Mr. DRURY: Well, I mean it, come on, this is a world populated by Crazy Tonys and the Louis the Lips. I mean, anybody who watches the Sopranos realizes the worth of a good nickname. His father was an old-school mobster. His father hated cops. Louis Eppolito rebelled against that, and he said I'm not going to become what my father was. I'm not going to become what my uncle and my cousins are. I'm going to go in the other direction.

Yet, deep down, I think there was a lot of Fat the Gangster in Louis Eppolito. When he was a young cop, a patrolman, I mean he was renowned for running down -I mean literally, Starsky and Hutch type, running down - perps on the street. There some old lady was mugged and Louis Eppolito would chase the guy over fences and across sidewalks and around buildings, half-hour chases, and he'd get the guy.

MONTAGNE: When he retired he had more medals, like how many...

Mr. DRURY: Right.

MONTAGNE: ...the second most medals...

Mr. DRURY: Depending on how you count them up, he was one of the most decorated police officers ever in the history of the NYPD. Which I think makes Eppolito's alleged fall from grace all the more fascinating.

MONTAGNE: So how did he fall from grace? While he was still a police officer...

Mr. DRURY: While he was in the - that's right, in 1986 he was brought up on internal charges for consorting with known mobsters. And he freely admitted, yes, I consorted with mobsters, because they were my uncle's friends. What, am I going to go out of my way not to say hello to my uncle's friends, my father's friends, my cousin's friends? But if you've got anything on me, show it to me right now, because I've never done anything for, with, against the law, with anyone who's in the mafia. And they came up with no proof, and he beat the rap. But I think that left some kind of scar on him.

MONTAGNE: So after he was exonerated, well, the first murder charge under this conspiracy was in 1986.

Mr. DRURY: Correct. I met Eppolito, I guess I was introduced to him around '88. This is the time when he is alleged to have been killing people for the mob. And did I think him capable of killing someone? Most definitely. This was not a gentle man, whatsoever. But I didn't, he never struck me as the type of guy who would kill somebody for money. Perhaps I'm wrong. I guess we'll know when the next court case comes around.
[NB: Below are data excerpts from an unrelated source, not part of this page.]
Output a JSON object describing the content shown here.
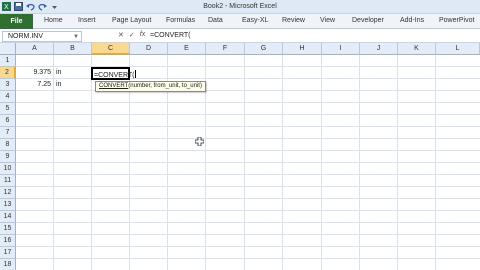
{
  "window": {
    "title": "Book2 - Microsoft Excel"
  },
  "qat": {
    "icons": [
      "excel-logo-icon",
      "save-icon",
      "undo-icon",
      "redo-icon",
      "customize-icon"
    ]
  },
  "ribbon": {
    "file_label": "File",
    "tabs": [
      "Home",
      "Insert",
      "Page Layout",
      "Formulas",
      "Data",
      "Easy-XL",
      "Review",
      "View",
      "Developer",
      "Add-Ins",
      "PowerPivot"
    ]
  },
  "formula_bar": {
    "name_box": "NORM.INV",
    "cancel_label": "✕",
    "enter_label": "✓",
    "fx_label": "fx",
    "formula": "=CONVERT("
  },
  "sheet": {
    "columns": [
      "A",
      "B",
      "C",
      "D",
      "E",
      "F",
      "G",
      "H",
      "I",
      "J",
      "K",
      "L"
    ],
    "rows": [
      "1",
      "2",
      "3",
      "4",
      "5",
      "6",
      "7",
      "8",
      "9",
      "10",
      "11",
      "12",
      "13",
      "14",
      "15",
      "16",
      "17",
      "18"
    ],
    "active_column": "C",
    "active_row": "2",
    "cells": {
      "a2": "9.375",
      "b2": "in",
      "a3": "7.25",
      "b3": "in",
      "c2": "=CONVERT("
    }
  },
  "tooltip": {
    "function": "CONVERT",
    "args": "(number, from_unit, to_unit)"
  },
  "colors": {
    "file_tab": "#2f6f2f",
    "active_header": "#f9d98f"
  }
}
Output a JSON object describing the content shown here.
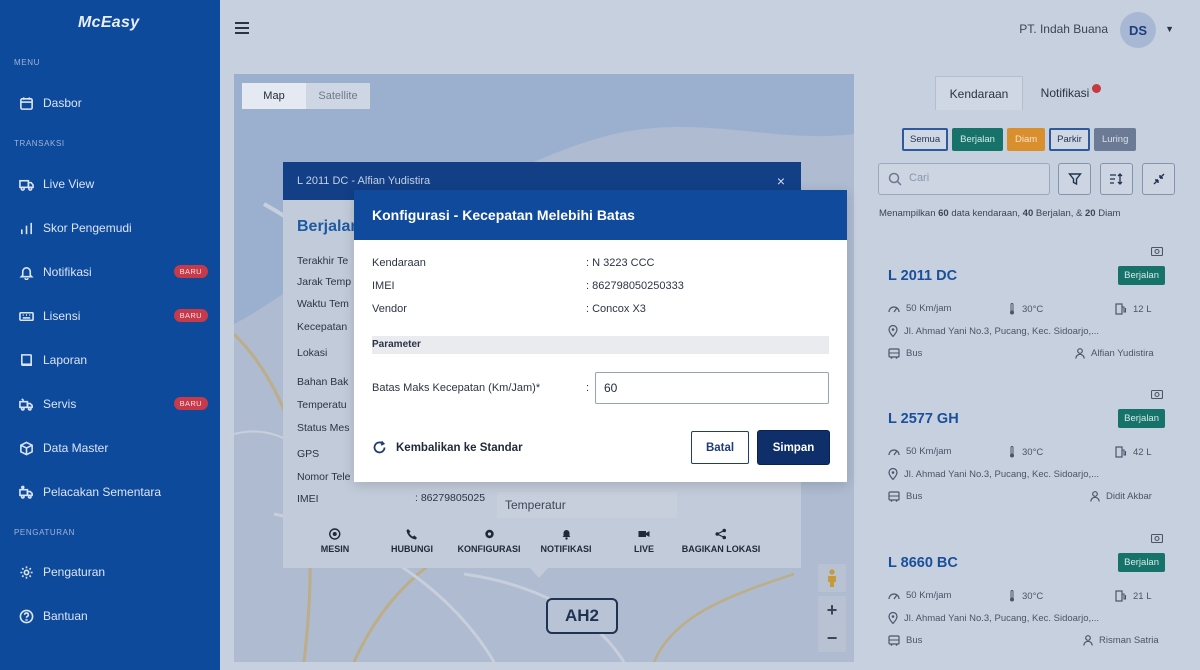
{
  "brand": {
    "logo": "McEasy"
  },
  "sidebar": {
    "sections": {
      "menu": "MENU",
      "transaksi": "TRANSAKSI",
      "pengaturan": "PENGATURAN"
    },
    "items": [
      {
        "label": "Dasbor",
        "icon": "calendar-icon"
      },
      {
        "label": "Live View",
        "icon": "truck-icon"
      },
      {
        "label": "Skor Pengemudi",
        "icon": "bar-chart-icon"
      },
      {
        "label": "Notifikasi",
        "icon": "bell-icon",
        "badge": "BARU"
      },
      {
        "label": "Lisensi",
        "icon": "keyboard-icon",
        "badge": "BARU"
      },
      {
        "label": "Laporan",
        "icon": "book-icon"
      },
      {
        "label": "Servis",
        "icon": "wrench-truck-icon",
        "badge": "BARU"
      },
      {
        "label": "Data Master",
        "icon": "box-icon"
      },
      {
        "label": "Pelacakan Sementara",
        "icon": "tracking-truck-icon"
      },
      {
        "label": "Pengaturan",
        "icon": "gear-icon"
      },
      {
        "label": "Bantuan",
        "icon": "help-icon"
      }
    ]
  },
  "header": {
    "company": "PT. Indah Buana",
    "avatar": "DS"
  },
  "map": {
    "tabs": [
      "Map",
      "Satellite"
    ],
    "road_label": "AH2",
    "zoom_in": "+",
    "zoom_out": "−"
  },
  "popup": {
    "title": "L 2011 DC - Alfian Yudistira",
    "close": "×",
    "status": "Berjalan",
    "labels": [
      "Terakhir Te",
      "Jarak Temp",
      "Waktu Tem",
      "Kecepatan",
      "Lokasi",
      "Bahan Bak",
      "Temperatu",
      "Status Mes",
      "GPS",
      "Nomor Tele",
      "IMEI"
    ],
    "imei_value": ": 86279805025",
    "tooltip": "Temperatur",
    "actions": [
      "MESIN",
      "HUBUNGI",
      "KONFIGURASI",
      "NOTIFIKASI",
      "LIVE",
      "BAGIKAN LOKASI"
    ]
  },
  "panel": {
    "tabs": [
      "Kendaraan",
      "Notifikasi"
    ],
    "chips": [
      "Semua",
      "Berjalan",
      "Diam",
      "Parkir",
      "Luring"
    ],
    "search_placeholder": "Cari",
    "summary": {
      "prefix": "Menampilkan ",
      "total": "60",
      "mid1": " data kendaraan, ",
      "moving": "40",
      "mid2": " Berjalan, & ",
      "idle": "20",
      "suffix": " Diam"
    },
    "cards": [
      {
        "plate": "L 2011 DC",
        "status": "Berjalan",
        "speed": "50 Km/jam",
        "temp": "30°C",
        "fuel": "12 L",
        "address": "Jl. Ahmad Yani No.3, Pucang, Kec. Sidoarjo,...",
        "type": "Bus",
        "driver": "Alfian Yudistira"
      },
      {
        "plate": "L 2577 GH",
        "status": "Berjalan",
        "speed": "50 Km/jam",
        "temp": "30°C",
        "fuel": "42 L",
        "address": "Jl. Ahmad Yani No.3, Pucang, Kec. Sidoarjo,...",
        "type": "Bus",
        "driver": "Didit Akbar"
      },
      {
        "plate": "L 8660 BC",
        "status": "Berjalan",
        "speed": "50 Km/jam",
        "temp": "30°C",
        "fuel": "21 L",
        "address": "Jl. Ahmad Yani No.3, Pucang, Kec. Sidoarjo,...",
        "type": "Bus",
        "driver": "Risman Satria"
      }
    ]
  },
  "modal": {
    "title": "Konfigurasi - Kecepatan Melebihi Batas",
    "fields": [
      {
        "label": "Kendaraan",
        "value": ": N 3223 CCC"
      },
      {
        "label": "IMEI",
        "value": ": 862798050250333"
      },
      {
        "label": "Vendor",
        "value": ": Concox X3"
      }
    ],
    "param_header": "Parameter",
    "speed_label": "Batas Maks Kecepatan (Km/Jam)*",
    "speed_colon": ":",
    "speed_value": "60",
    "reset_label": "Kembalikan ke Standar",
    "cancel_label": "Batal",
    "save_label": "Simpan"
  },
  "colors": {
    "primary": "#0f4a9c",
    "moving": "#17736a",
    "idle": "#d98f2e",
    "offline": "#6c7b95",
    "badge": "#c73a4a"
  }
}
But this is a hard case. This is not as cut and dried as - and I'm an old tabloid guy. I love tabloids. I worked for the New York Post as a sports columnist, I worked for the Daily News as a crime writer, and I love tabloids. But the tabloids like to put this out black and white, and you know, they need a hero, they need a villain. And this case is not as cut and dried as, I think, some of the newspapers make it out to be.

MONTAGNE: Bob Drury, thanks for joining us.
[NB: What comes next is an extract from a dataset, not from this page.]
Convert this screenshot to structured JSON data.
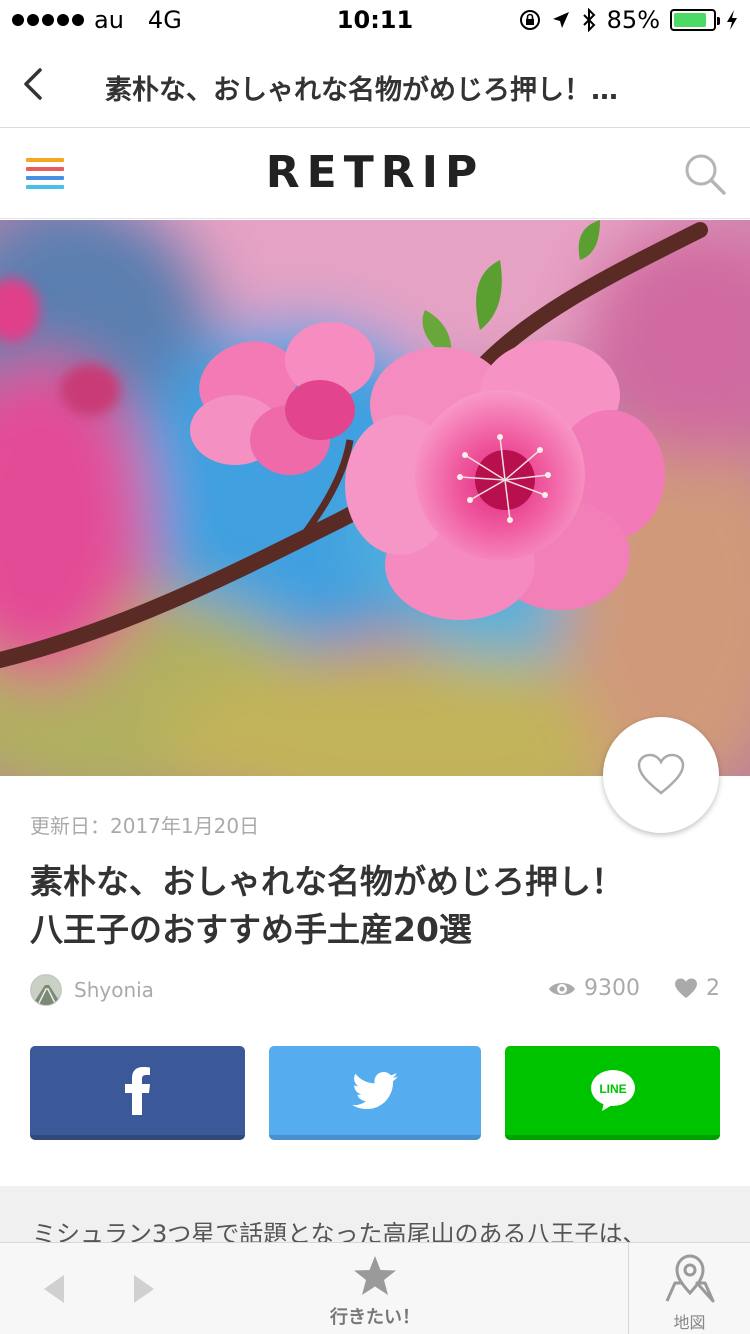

Mr. DRURY: My pleasure, Renee.

MONTAGNE: Bob Drury is author of Mafia Cop.

The government is appealing the judge's ruling that the statute of limitations has run out on the conspiracy murder charges. Meanwhile, Louis Eppolito remains in solitary confinement while awaiting trial on other charges of drug dealing.

INSKEEP: Our conversations on the American underworld continue tomorrow. We will meet a woman who knew one of the victims of the cops-turned-hit men. Andrea Giovino was married to a string of mobsters and thugs.

Ms. ANDREA GIOVINO (Acquaintance of Murder Victim): I've known about murders where they put the guy in the tank over the pier and then they shot shots into the tank to torture him before he died. And then they threw it off the pier and threw it in the water. I've seen and witnessed a lot of it.